Silencios
Me dicen que a medio camino entre el museo y la
playa está la casita del viejo, pero que ni se me ocurra tocarle la
puerta. Asiento con obediencia mientras guardo la foto y la dirección
exacta que me anotaron. Procuro no levantar sospechas. Me detengo un
rato en la plaza para asegurarme que nadie me siga y alcanzo a ver que
en la casa del viejo está encendida la luz trasera del patio.
El silencio lo llena todo, las olas y las gaviotas son parte del arrullo sonoro que mece al pueblo cada noche, y la gente ya empieza a cerrar la jornada.
Quedan pocas luces.
Me envalentono con un poco de whisky y salgo al inevitable encuentro
con mi padre. Son casi treinta años de desencuentros y silencios. Pero
la enfermedad me sigue como perro hambriento, y ya es hora de que mi
secreto tenga -al menos- un corazón más en el cual guarecerse.
Toco
con decisión la puerta añosa y húmeda de tanto mar. Nadie atiende.

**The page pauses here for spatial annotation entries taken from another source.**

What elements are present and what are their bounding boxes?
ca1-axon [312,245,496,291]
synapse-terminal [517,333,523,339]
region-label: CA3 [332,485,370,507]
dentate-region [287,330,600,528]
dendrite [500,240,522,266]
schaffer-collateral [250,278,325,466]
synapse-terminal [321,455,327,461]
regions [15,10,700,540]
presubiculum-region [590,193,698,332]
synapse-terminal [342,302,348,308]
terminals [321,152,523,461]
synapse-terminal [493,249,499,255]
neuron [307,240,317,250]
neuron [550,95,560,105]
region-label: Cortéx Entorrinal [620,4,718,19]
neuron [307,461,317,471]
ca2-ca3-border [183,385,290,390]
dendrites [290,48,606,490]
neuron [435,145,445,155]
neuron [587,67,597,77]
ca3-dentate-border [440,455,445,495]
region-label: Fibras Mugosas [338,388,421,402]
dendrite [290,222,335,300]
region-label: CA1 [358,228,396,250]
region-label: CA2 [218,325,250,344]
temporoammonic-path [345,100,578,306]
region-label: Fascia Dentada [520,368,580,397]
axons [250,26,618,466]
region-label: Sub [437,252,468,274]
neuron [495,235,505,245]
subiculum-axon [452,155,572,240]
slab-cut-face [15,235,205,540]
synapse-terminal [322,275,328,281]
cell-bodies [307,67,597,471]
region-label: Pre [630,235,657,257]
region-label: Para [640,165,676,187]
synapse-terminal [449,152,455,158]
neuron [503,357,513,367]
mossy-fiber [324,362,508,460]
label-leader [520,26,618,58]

Insisto impaciente. Escucho entonces unos pasos y de repente una cabeza
llena de canas y arrugas apenas asoma tras el pequeño ángulo que permite
la cadena.
Me doy cuenta que no me reconoce. No dice nada y me mira
de arriba a abajo, con el ceño fruncido. Tengo tiempo para tomar muchas
decisiones en ese pequeño instante.
Sin dejar de mirarme -ni
pronunciar palabra- va cerrando lentamente la puerta hasta que la vieja
madera otra vez nos divide, esta vez para siempre.
Suena el mar incesante. Me gana la tristeza de toda una vida y decido alejarme.
Apenas escucho su caminar en el interior de la casa y algún ruido de ollas y cubiertos.
El sol se pone, la arena ya espera mis pasos.